Bei der Anamnese werden Anzahl, Symptome und Ablauf der Stichreaktionen, die jeweiligen Umstände und die Angaben des Patienten zum stechenden Insekt erfasst. Weiterhin wird nach individuellen Risikofaktoren für wiederholte Reaktionen und schwere Anaphylaxien gefragt.

Ohne systemische Soforttypreaktionen sollten keine allergologischen Tests durchgeführt werden.

Ansonsten erfolgt eine allergologische Abklärung einmal in der ersten Woche und ein zweites Mal 4–6 Wochen nach dem Stich.

Hauttests

Zur Ermittlung der Reaktionsschwelle sollte zuerst ein Pricktest mit verschiedenen Giftkonzentrationen durchgeführt werden.
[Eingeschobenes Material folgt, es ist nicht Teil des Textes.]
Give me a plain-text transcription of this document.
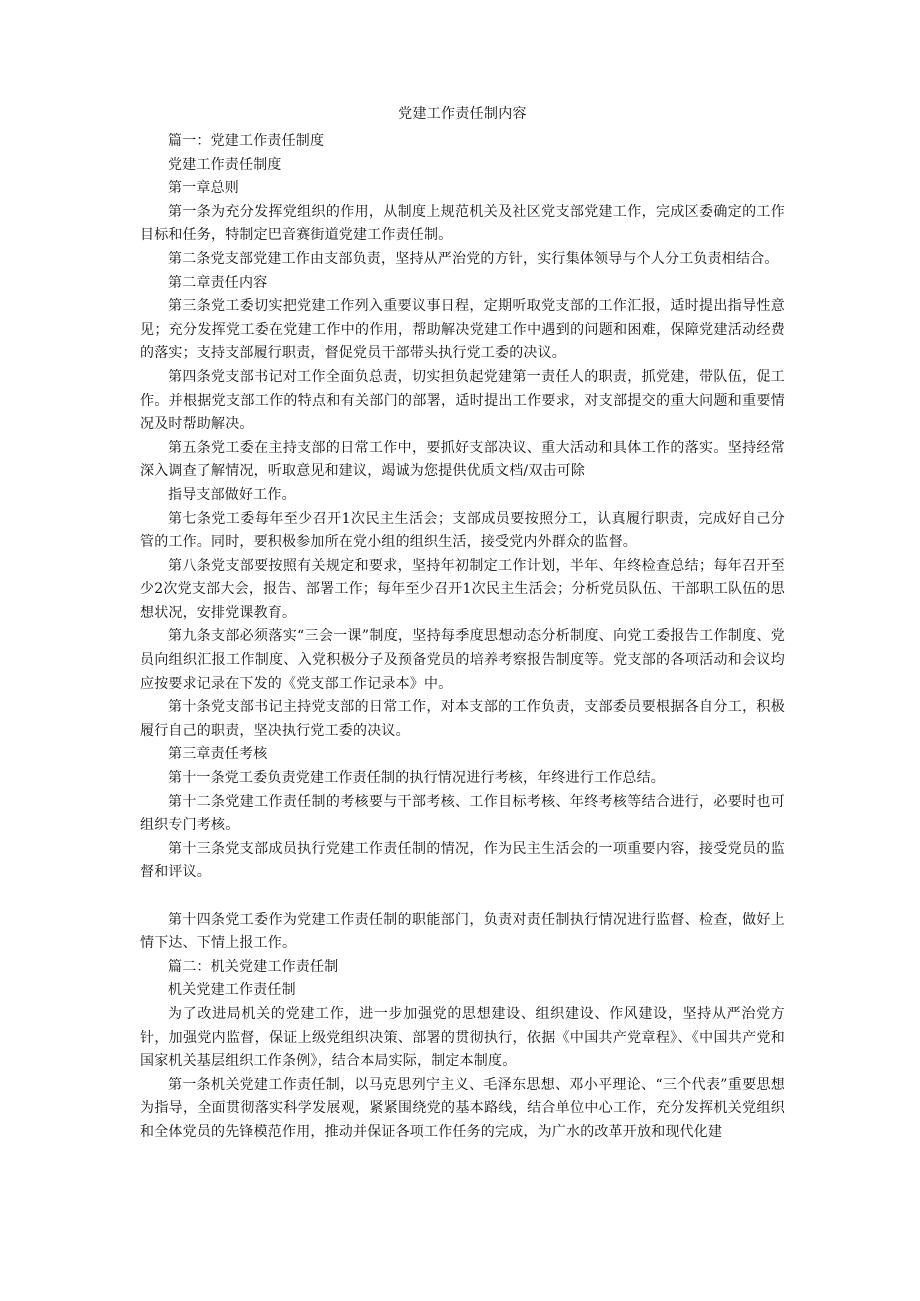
党建工作责任制内容

篇一：党建工作责任制度

党建工作责任制度

第一章总则

第一条为充分发挥党组织的作用，从制度上规范机关及社区党支部党建工作，完成区委确定的工作目标和任务，特制定巴音赛街道党建工作责任制。

第二条党支部党建工作由支部负责，坚持从严治党的方针，实行集体领导与个人分工负责相结合。

第二章责任内容

第三条党工委切实把党建工作列入重要议事日程，定期听取党支部的工作汇报，适时提出指导性意见；充分发挥党工委在党建工作中的作用，帮助解决党建工作中遇到的问题和困难，保障党建活动经费的落实；支持支部履行职责，督促党员干部带头执行党工委的决议。

第四条党支部书记对工作全面负总责，切实担负起党建第一责任人的职责，抓党建，带队伍，促工作。并根据党支部工作的特点和有关部门的部署，适时提出工作要求，对支部提交的重大问题和重要情况及时帮助解决。

第五条党工委在主持支部的日常工作中，要抓好支部决议、重大活动和具体工作的落实。坚持经常深入调查了解情况，听取意见和建议，竭诚为您提供优质文档/双击可除

指导支部做好工作。

第七条党工委每年至少召开1次民主生活会；支部成员要按照分工，认真履行职责，完成好自己分管的工作。同时，要积极参加所在党小组的组织生活，接受党内外群众的监督。

第八条党支部要按照有关规定和要求，坚持年初制定工作计划，半年、年终检查总结；每年召开至少2次党支部大会，报告、部署工作；每年至少召开1次民主生活会；分析党员队伍、干部职工队伍的思想状况，安排党课教育。

第九条支部必须落实“三会一课”制度，坚持每季度思想动态分析制度、向党工委报告工作制度、党员向组织汇报工作制度、入党积极分子及预备党员的培养考察报告制度等。党支部的各项活动和会议均应按要求记录在下发的《党支部工作记录本》中。

第十条党支部书记主持党支部的日常工作，对本支部的工作负责，支部委员要根据各自分工，积极履行自己的职责，坚决执行党工委的决议。

第三章责任考核

第十一条党工委负责党建工作责任制的执行情况进行考核，年终进行工作总结。

第十二条党建工作责任制的考核要与干部考核、工作目标考核、年终考核等结合进行，必要时也可组织专门考核。

第十三条党支部成员执行党建工作责任制的情况，作为民主生活会的一项重要内容，接受党员的监督和评议。

第十四条党工委作为党建工作责任制的职能部门，负责对责任制执行情况进行监督、检查，做好上情下达、下情上报工作。

篇二：机关党建工作责任制

机关党建工作责任制

为了改进局机关的党建工作，进一步加强党的思想建设、组织建设、作风建设，坚持从严治党方针，加强党内监督，保证上级党组织决策、部署的贯彻执行，依据《中国共产党章程》、《中国共产党和国家机关基层组织工作条例》，结合本局实际，制定本制度。

第一条机关党建工作责任制，以马克思列宁主义、毛泽东思想、邓小平理论、“三个代表”重要思想为指导，全面贯彻落实科学发展观，紧紧围绕党的基本路线，结合单位中心工作，充分发挥机关党组织和全体党员的先锋模范作用，推动并保证各项工作任务的完成，为广水的改革开放和现代化建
Kommt es hier zu keiner Reaktion, erfolgt ein Intradermaltest. Bei Patienten mit sehr schweren Stichreaktionen oder besonderer Gefährdung sollte vor dem Test ein intravenöser Zugang gelegt und ausreichend lange nachbeobachtet werden.  
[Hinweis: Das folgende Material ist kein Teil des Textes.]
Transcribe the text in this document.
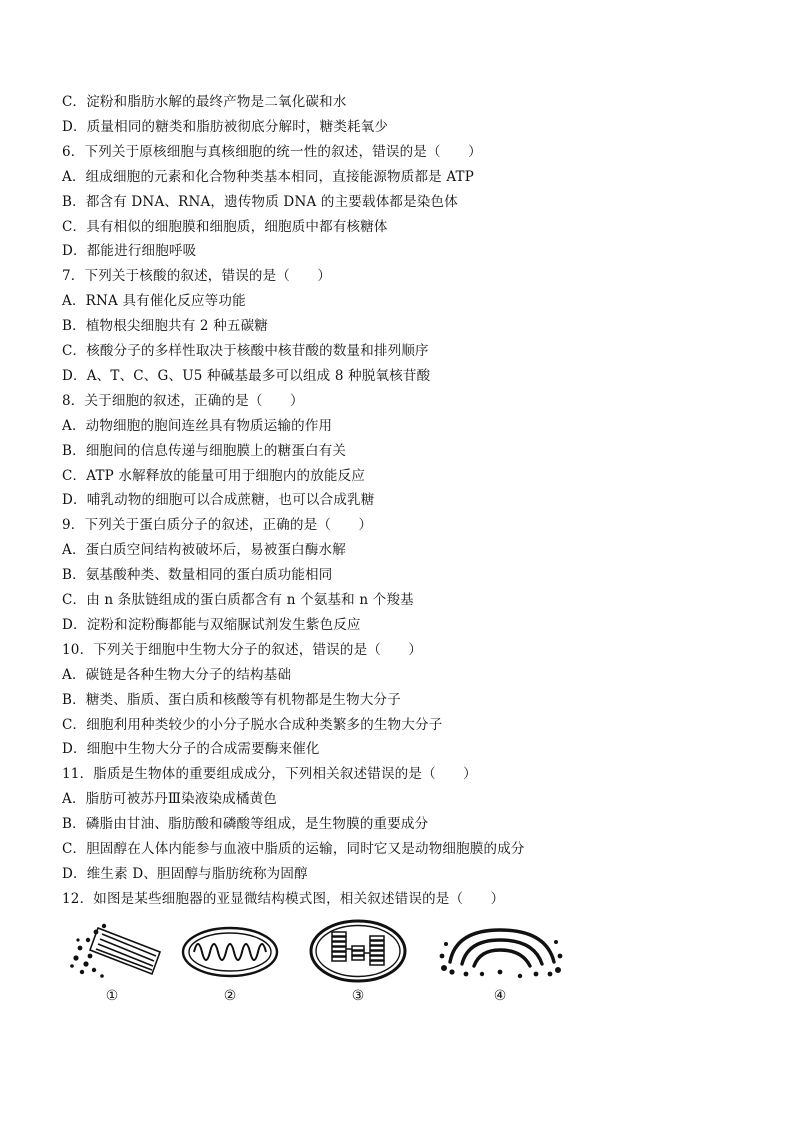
C．淀粉和脂肪水解的最终产物是二氧化碳和水
D．质量相同的糖类和脂肪被彻底分解时，糖类耗氧少
6．下列关于原核细胞与真核细胞的统一性的叙述，错误的是（　　）
A．组成细胞的元素和化合物种类基本相同，直接能源物质都是 ATP
B．都含有 DNA、RNA，遗传物质 DNA 的主要载体都是染色体
C．具有相似的细胞膜和细胞质，细胞质中都有核糖体
D．都能进行细胞呼吸
7．下列关于核酸的叙述，错误的是（　　）
A．RNA 具有催化反应等功能
B．植物根尖细胞共有 2 种五碳糖
C．核酸分子的多样性取决于核酸中核苷酸的数量和排列顺序
D．A、T、C、G、U5 种碱基最多可以组成 8 种脱氧核苷酸
8．关于细胞的叙述，正确的是（　　）
A．动物细胞的胞间连丝具有物质运输的作用
B．细胞间的信息传递与细胞膜上的糖蛋白有关
C．ATP 水解释放的能量可用于细胞内的放能反应
D．哺乳动物的细胞可以合成蔗糖，也可以合成乳糖
9．下列关于蛋白质分子的叙述，正确的是（　　）
A．蛋白质空间结构被破坏后，易被蛋白酶水解
B．氨基酸种类、数量相同的蛋白质功能相同
C．由 n 条肽链组成的蛋白质都含有 n 个氨基和 n 个羧基
D．淀粉和淀粉酶都能与双缩脲试剂发生紫色反应
10．下列关于细胞中生物大分子的叙述，错误的是（　　）
A．碳链是各种生物大分子的结构基础
B．糖类、脂质、蛋白质和核酸等有机物都是生物大分子
C．细胞利用种类较少的小分子脱水合成种类繁多的生物大分子
D．细胞中生物大分子的合成需要酶来催化
11．脂质是生物体的重要组成成分，下列相关叙述错误的是（　　）
A．脂肪可被苏丹Ⅲ染液染成橘黄色
B．磷脂由甘油、脂肪酸和磷酸等组成，是生物膜的重要成分
C．胆固醇在人体内能参与血液中脂质的运输，同时它又是动物细胞膜的成分
D．维生素 D、胆固醇与脂肪统称为固醇
12．如图是某些细胞器的亚显微结构模式图，相关叙述错误的是（　　）
①	②	③	④
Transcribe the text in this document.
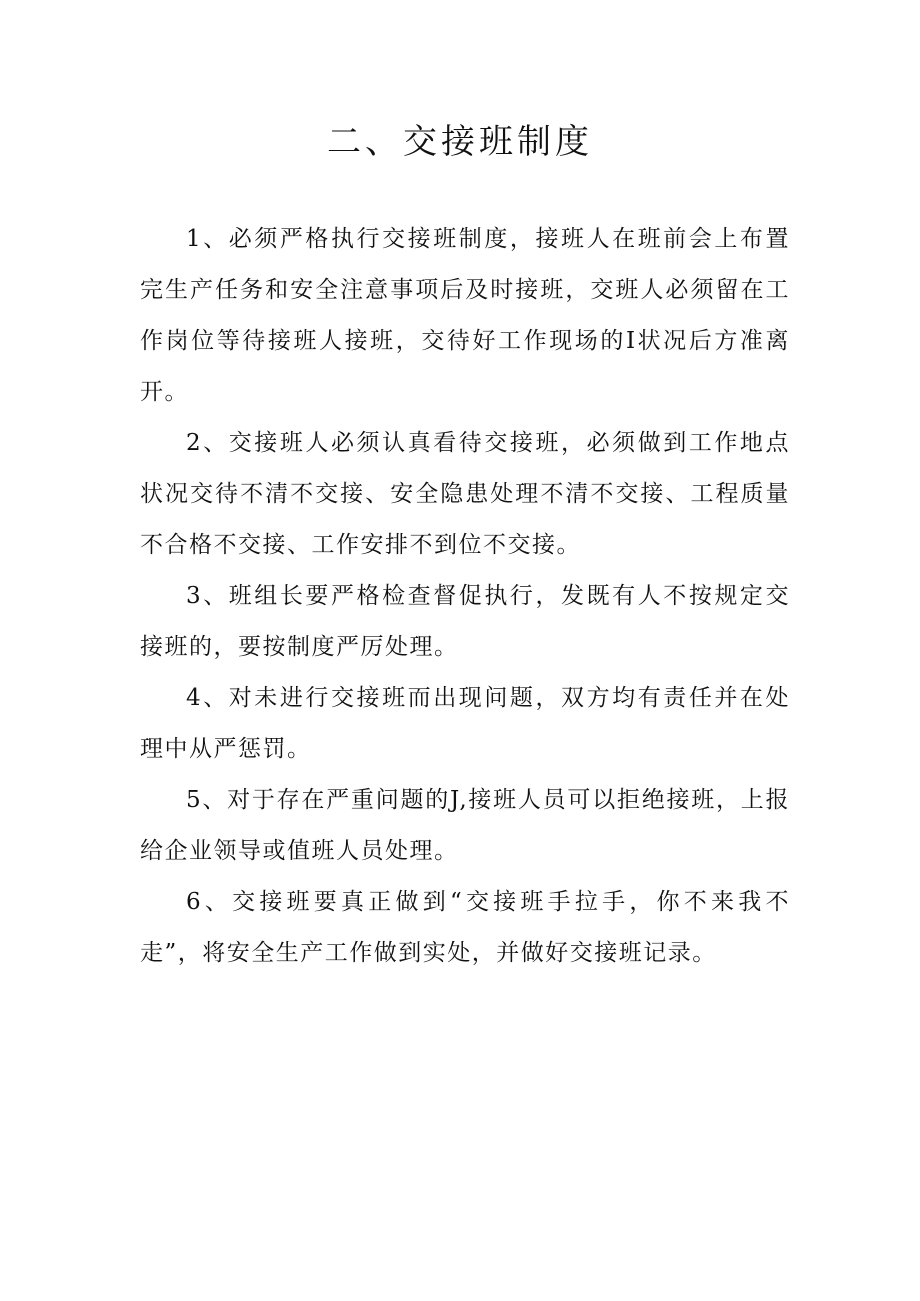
二、交接班制度

1、必须严格执行交接班制度，接班人在班前会上布置完生产任务和安全注意事项后及时接班，交班人必须留在工作岗位等待接班人接班，交待好工作现场的I状况后方准离开。

2、交接班人必须认真看待交接班，必须做到工作地点状况交待不清不交接、安全隐患处理不清不交接、工程质量不合格不交接、工作安排不到位不交接。

3、班组长要严格检查督促执行，发既有人不按规定交接班的，要按制度严厉处理。

4、对未进行交接班而出现问题，双方均有责任并在处理中从严惩罚。

5、对于存在严重问题的J,接班人员可以拒绝接班，上报给企业领导或值班人员处理。

6、交接班要真正做到“交接班手拉手，你不来我不走”，将安全生产工作做到实处，并做好交接班记录。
Spezifische IgE-Antikörper im Serum

Zusätzlich werden spezifische IgE-Antikörper gegen Bienen- und Wespengesamtgift (falls erfoderlich auch gegen andere Insektenallergene) bestimmt.

Die Konzentration der IgE-Antikörper steigt oft einige Tage bis Wochen nach dem Stich durch eine Boosterung deutlich an. Dies kann unter Umständen bei der Identifizierung des auslösenden Insekts helfen.

Basale Serumtryptase-Konzentration (bST)

Bei Erwachsenen mit systemsichen Soforttypreaktionen und Kindern mit besonders schweren Reaktionen sollte die bST bestimm werden. Erhöhte Konzentrationen geghen mit einem erhöhten Risiko für schwere Reaktionen einher und es besthet häufig eine Mastozytose.

Diagnostische Stichprovokation

Bei nicht hyposensibilisierten Patienten sollten aufgrund des zu hohen Risikos keine Stichprovokationen mit lebenden Insekten durchgeführt werden.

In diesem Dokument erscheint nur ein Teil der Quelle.